Height: 8 1/4 inches, 21 cm
Width: 5 1/8 inches, 13 cm
Length: 2  1/2 inches, 6.5 cm

Noh mask by Nogawa Yozan II (1943 – present)

A life-like Noh Mask of a woman in wood, with painted details. The back engraved: Nogawa Yozan.  With the original wood tomobako, inscribed: Nomen. Magojiro. Nidaime. Nogawa Yozan saku and the seal: Nogawa Yozan no in Noh Mask. Magojiro type (a young beautiful female role). Made by Nogawa Yozan II. Seal: The seals of Nogawa and Yozan.

 

Nogawa Yozan II comes from the Nogawa family, a long line of Noh mask makers, based in Sendai City, the capital of Miyago Prefecture. His grandfather Nogawa Hokuzan I, also known as Nogawa Otoji, (1869-1928) made puppets, dolls, masks and sculpture in wood. He was a man of culture, versed in haikai poetry (haiku) and he set up the poetry group Hokuyosha. His father Nogawa Yozan I, also known as Nogawa Tokutaro (1900 – 1964), excelled in haikai poetry, calligraphy and painting, Noh dance and Noh song and worked in the family tradition of producing Noh masks.  Nogawa Yozan II, also known as Nogawa Masahiro, was born in 1943 (Showa 18). He started learning from his father at the tender age of six, which is a traditional age to start learning under one’s father in Japanese artistic worlds like Kabuki or Noh.

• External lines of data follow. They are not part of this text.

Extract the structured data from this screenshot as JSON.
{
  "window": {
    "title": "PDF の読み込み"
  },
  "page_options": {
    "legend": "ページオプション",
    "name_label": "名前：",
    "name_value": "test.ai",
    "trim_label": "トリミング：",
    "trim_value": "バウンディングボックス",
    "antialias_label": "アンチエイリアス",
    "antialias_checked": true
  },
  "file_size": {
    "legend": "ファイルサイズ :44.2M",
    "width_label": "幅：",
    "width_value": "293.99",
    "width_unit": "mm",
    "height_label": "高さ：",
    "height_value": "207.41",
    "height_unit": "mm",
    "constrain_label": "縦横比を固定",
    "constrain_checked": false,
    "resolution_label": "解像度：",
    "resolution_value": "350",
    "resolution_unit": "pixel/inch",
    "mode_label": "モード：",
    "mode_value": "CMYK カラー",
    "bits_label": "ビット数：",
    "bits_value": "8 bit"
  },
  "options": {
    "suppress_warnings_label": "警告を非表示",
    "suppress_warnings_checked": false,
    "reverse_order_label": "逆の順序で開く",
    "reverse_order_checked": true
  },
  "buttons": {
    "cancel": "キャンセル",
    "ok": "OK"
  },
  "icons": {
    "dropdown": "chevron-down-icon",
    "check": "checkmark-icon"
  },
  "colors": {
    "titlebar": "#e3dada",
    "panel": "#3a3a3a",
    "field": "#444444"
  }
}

He became a fully- fledged independent artist by the age of eighteen. His mother Hanayo was cultivated and learned in the worlds of Kabuki and Noh. Yozan II and his mother worked together and continued to preserve the family tradition in Noh mask making after the death of Yozan I in 1964.  His son, Nogawa Hokuzan II, also known as Nogawa Tomotaka, was born in 1977. He continues the family tradition.